Interesting question. Perhaps it's because I'm no longer a twentysomething hotshot journalist who thinks he can change the world. Perhaps it's because I don't see RFID as just a supply chain technology. But I think the real answer is that I'm not passionate about RFID. I'm passionate about what RFID can do. I'm absolutely convinced that it has tremendous potential to boost productivity and reduce waste in ways that previously seemed unimaginable. I also believe that achieving those benefits won't be easy, and that's what makes each day exciting.
President John F. Kennedy was once asked during a press conference whether he was happy. He'd gone through the Bay of Pigs fiasco and the young president was struggling to find his footing. He responded by saying that the ancient Greeks believed that happiness was using all one's faculties in the pursuit of excellence. Being president was an enormous challenge, he said. Success required using all of his faculties, so yes, he was happy.
I've always related to that comment. Challenging yourself to fix something, to do something in a better way, even to make something difficult work the way it was designed to work brings a sense of joy. If I were a supply chain manager, I'm sure I'd wake up every day eager to go to work, eager to find new ways to make things run more efficiently. I'm sure many of you do. Unfortunately, I can't use my faculties to reduce waste in a complex supply chain, but I can use them -- through the resources of RFID Journal -- to inform, enlighten and hopefully inspire those who can make a difference at their company. That brings its own sense of pride and accomplishment.
Next week, RFID Journal will be holding its first executive conference in Chicago. This is a big thing for me, personally. I frankly don't care whether we attract the most attendees of any RFID event. That's meaningless. You can give tickets away -- and many events do -- to get warm bodies to show your sponsors. What's important is getting the message across to attendees. Converting people into believers.

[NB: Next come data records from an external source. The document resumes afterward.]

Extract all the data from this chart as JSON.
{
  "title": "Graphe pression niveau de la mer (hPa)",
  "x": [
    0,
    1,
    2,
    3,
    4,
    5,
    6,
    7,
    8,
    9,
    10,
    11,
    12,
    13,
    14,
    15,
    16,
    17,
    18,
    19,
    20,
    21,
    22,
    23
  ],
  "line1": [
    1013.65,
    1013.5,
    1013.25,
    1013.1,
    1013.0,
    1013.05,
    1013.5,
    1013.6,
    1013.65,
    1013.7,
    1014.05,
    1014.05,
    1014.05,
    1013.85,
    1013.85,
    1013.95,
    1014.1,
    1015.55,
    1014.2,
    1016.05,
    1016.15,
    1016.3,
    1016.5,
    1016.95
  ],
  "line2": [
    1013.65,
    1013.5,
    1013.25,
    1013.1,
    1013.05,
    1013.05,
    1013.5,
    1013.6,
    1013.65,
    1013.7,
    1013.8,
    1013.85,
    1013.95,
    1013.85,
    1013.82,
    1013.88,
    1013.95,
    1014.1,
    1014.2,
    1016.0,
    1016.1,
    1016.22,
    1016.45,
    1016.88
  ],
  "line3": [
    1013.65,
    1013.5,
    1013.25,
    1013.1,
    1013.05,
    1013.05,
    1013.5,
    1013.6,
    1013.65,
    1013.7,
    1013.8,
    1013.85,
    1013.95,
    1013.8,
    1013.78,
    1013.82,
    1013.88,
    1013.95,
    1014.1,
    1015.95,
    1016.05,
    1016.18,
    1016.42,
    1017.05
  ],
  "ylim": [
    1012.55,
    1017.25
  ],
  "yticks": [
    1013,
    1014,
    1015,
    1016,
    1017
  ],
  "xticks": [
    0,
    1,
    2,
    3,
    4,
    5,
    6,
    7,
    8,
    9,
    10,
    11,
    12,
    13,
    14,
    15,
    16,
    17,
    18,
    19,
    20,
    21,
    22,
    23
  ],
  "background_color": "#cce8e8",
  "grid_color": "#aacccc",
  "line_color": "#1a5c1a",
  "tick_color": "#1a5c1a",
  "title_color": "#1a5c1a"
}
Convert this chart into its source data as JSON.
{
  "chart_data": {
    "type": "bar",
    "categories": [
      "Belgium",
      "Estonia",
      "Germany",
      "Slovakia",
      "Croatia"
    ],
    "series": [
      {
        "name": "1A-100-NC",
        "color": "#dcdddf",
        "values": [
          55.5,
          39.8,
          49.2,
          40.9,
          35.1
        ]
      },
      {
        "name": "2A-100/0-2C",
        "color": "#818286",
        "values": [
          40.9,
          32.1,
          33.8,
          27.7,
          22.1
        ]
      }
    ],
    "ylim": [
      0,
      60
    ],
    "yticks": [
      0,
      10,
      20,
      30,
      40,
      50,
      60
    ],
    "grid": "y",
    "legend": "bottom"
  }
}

Unlike at most other RFID shows, the vast majority of our attendees will be end-users end users or potential end users. They will be hearing from folks like Larry Kellam of Procter & Gamble, Keith Mahoney of Marks & Spencer, Richard Langford of Movie Gallery, Geoff O'Neill of Woolworths and others who have hands on experience with the technology. I'm sure that attendees are going to hear that RFID technologies are not simple to deploy. But they will also hear about the tremendous benefits you can achieve if you get it right.

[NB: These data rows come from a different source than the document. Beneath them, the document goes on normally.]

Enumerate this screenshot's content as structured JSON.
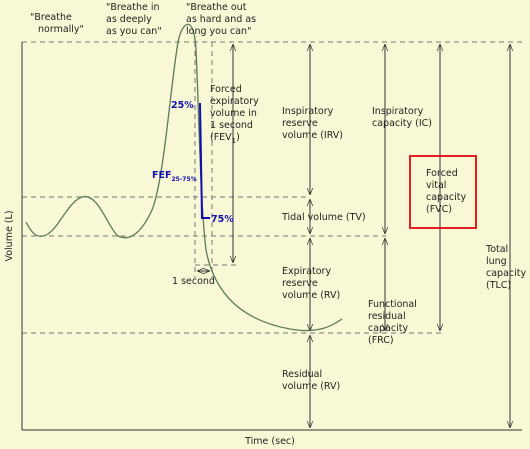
{
  "prompts": {
    "normal": [
      "\"Breathe",
      "normally\""
    ],
    "inhale": [
      "\"Breathe in",
      "as deeply",
      "as you can\""
    ],
    "exhale": [
      "\"Breathe out",
      "as hard and as",
      "long you can\""
    ]
  },
  "fev1": {
    "lines": [
      "Forced",
      "expiratory",
      "volume in",
      "1 second"
    ],
    "abbr": "(FEV",
    "sub": "1",
    "close": ")"
  },
  "fef": {
    "main": "FEF",
    "sub": "25-75%",
    "start": "25%",
    "end": "75%"
  },
  "one_second": "1 second",
  "volumes": {
    "irv": [
      "Inspiratory",
      "reserve",
      "volume (IRV)"
    ],
    "tv": [
      "Tidal volume (TV)"
    ],
    "erv": [
      "Expiratory",
      "reserve",
      "volume (RV)"
    ],
    "rv": [
      "Residual",
      "volume (RV)"
    ]
  },
  "capacities": {
    "ic": [
      "Inspiratory",
      "capacity (IC)"
    ],
    "frc": [
      "Functional",
      "residual",
      "capacity",
      "(FRC)"
    ],
    "fvc": [
      "Forced",
      "vital",
      "capacity",
      "(FVC)"
    ],
    "tlc": [
      "Total",
      "lung",
      "capacity",
      "(TLC)"
    ]
  },
  "axes": {
    "y": "Volume (L)",
    "x": "Time (sec)"
  }
}
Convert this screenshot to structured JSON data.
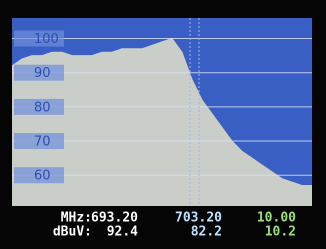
{
  "chart_data": {
    "type": "area",
    "series": [
      {
        "color": "#c9cec8",
        "values": [
          92,
          94,
          95,
          95,
          96,
          96,
          95,
          95,
          95,
          96,
          96,
          97,
          97,
          97,
          98,
          99,
          100,
          96,
          88,
          82,
          78,
          74,
          70,
          67,
          65,
          63,
          61,
          59,
          58,
          57,
          57
        ]
      }
    ],
    "ylim": [
      51,
      106
    ],
    "yticks": [
      60,
      70,
      80,
      90,
      100
    ],
    "grid": true
  },
  "readout": {
    "rows": [
      [
        "MHz:",
        "693.20",
        "703.20",
        "10.00"
      ],
      [
        "dBuV:",
        "92.4",
        "82.2",
        "10.2"
      ]
    ]
  }
}
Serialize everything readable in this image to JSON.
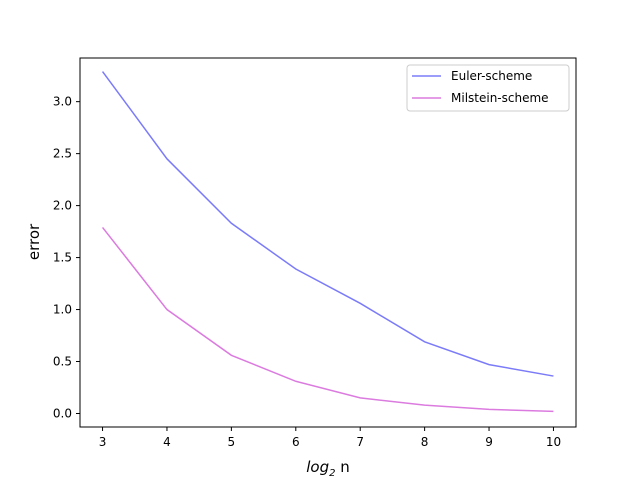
{
  "chart_data": {
    "type": "line",
    "x": [
      3,
      4,
      5,
      6,
      7,
      8,
      9,
      10
    ],
    "xticks": [
      "3",
      "4",
      "5",
      "6",
      "7",
      "8",
      "9",
      "10"
    ],
    "yticks": [
      "0.0",
      "0.5",
      "1.0",
      "1.5",
      "2.0",
      "2.5",
      "3.0"
    ],
    "xlim": [
      2.65,
      10.35
    ],
    "ylim": [
      -0.13,
      3.42
    ],
    "xlabel": {
      "base": "log",
      "sub": "2",
      "suffix": " n"
    },
    "ylabel": "error",
    "legend_position": "top-right",
    "grid": false,
    "series": [
      {
        "name": "Euler-scheme",
        "color": "#7b7bfa",
        "values": [
          3.29,
          2.45,
          1.83,
          1.39,
          1.06,
          0.69,
          0.47,
          0.36
        ]
      },
      {
        "name": "Milstein-scheme",
        "color": "#db7bdf",
        "values": [
          1.79,
          1.0,
          0.56,
          0.31,
          0.15,
          0.08,
          0.04,
          0.02
        ]
      }
    ]
  }
}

My great hope is that after hearing these stories, people will be inspired. If those of us who believe that RFID, when deployed properly, can make companies more efficient, more productive and more profitable can spread even a little bit of that passion, then maybe the attendees will go back to their companies and convince higher-ups to launch a pilot. Maybe they'll find the energy to stick with the pilot, make it a success and then get their company to commit to a small rollout. And when these people see real results, they will likely feel good about what they've accomplished and start to feel passionate about RFID.
That's what drives me. Call me naïve, but each day a reader says one of our stories helped him or her is a good day, regardless of what else happened. And if even just one or two attendees write to me after RFID Journal Live! and say they now see how RFID can boost efficiency, and they're going to take up the cudgels inside their company, then I'll consider the event a success. I'll feel I used all my faculties to achieve something worthwhile.